Why last night's VD-laced episode of Victoria should worry modern audiences

by
Dr Anne Hanley
from on (#33VHC)

The Victorians feared the moral and physical implications of venereal disease, but the problems of untreatable infection and inadequate health provision are all too familiar to modern viewers

  • Spoiler alert! Plot points from Victoria are revealed in this blog

In an age before antibiotics, contact tracing and the NHS, a diagnosis of venereal disease (VD) had devastating consequences. Today, confirmed cases of syphilis are at their highest in England since 1949, strains of gonorrhoea are resistant to last-line antibiotics and the NHS faces mounting financial pressures.

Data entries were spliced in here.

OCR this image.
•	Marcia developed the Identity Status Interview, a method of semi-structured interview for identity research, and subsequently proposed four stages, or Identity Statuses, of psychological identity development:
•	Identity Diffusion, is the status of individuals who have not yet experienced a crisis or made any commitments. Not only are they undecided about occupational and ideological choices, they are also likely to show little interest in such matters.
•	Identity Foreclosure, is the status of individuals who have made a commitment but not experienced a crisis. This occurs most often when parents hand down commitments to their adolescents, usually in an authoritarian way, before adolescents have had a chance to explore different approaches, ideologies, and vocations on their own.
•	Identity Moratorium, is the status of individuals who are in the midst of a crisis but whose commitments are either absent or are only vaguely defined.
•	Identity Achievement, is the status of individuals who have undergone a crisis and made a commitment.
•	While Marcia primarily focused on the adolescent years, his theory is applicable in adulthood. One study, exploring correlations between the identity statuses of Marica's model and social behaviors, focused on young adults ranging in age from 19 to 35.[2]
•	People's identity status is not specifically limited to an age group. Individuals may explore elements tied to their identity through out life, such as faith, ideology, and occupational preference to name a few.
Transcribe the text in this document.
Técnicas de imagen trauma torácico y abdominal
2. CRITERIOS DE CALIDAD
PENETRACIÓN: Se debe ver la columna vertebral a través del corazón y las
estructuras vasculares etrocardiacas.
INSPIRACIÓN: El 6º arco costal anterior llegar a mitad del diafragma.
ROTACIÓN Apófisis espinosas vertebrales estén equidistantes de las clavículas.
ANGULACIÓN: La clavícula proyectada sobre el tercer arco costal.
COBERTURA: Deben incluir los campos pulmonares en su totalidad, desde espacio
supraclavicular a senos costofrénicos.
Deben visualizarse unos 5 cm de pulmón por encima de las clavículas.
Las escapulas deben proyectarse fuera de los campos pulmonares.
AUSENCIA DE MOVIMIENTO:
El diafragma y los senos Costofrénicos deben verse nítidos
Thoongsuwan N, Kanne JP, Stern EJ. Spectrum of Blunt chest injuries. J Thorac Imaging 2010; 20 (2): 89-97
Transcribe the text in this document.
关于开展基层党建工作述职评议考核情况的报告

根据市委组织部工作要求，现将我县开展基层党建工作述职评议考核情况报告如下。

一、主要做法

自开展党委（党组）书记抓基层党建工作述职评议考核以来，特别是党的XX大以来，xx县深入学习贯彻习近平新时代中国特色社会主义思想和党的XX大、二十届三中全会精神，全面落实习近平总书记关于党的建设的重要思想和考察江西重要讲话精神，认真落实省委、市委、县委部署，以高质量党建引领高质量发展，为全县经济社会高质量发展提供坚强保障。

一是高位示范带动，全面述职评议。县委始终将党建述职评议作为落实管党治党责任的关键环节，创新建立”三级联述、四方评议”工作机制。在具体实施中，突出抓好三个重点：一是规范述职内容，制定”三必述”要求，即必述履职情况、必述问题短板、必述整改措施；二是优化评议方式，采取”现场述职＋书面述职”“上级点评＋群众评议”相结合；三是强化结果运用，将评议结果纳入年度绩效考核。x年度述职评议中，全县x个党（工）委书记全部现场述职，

We are far from meeting the WHO's goal of ending sexually transmitted infections (STIs) as a major public health concern. Rather, the problems of untreatable infection and inadequate health provision that were all too familiar to the Victorians are again very real.

This is perhaps why viewers of ITV's Victoria last night could share the apprehensions of Prince Ernest of Saxe-Coburg and Gotha (played by David Oakes). Hesitating on a damp, grey London morning outside the consulting rooms of a discreet doctor, he clearly suspects the worst.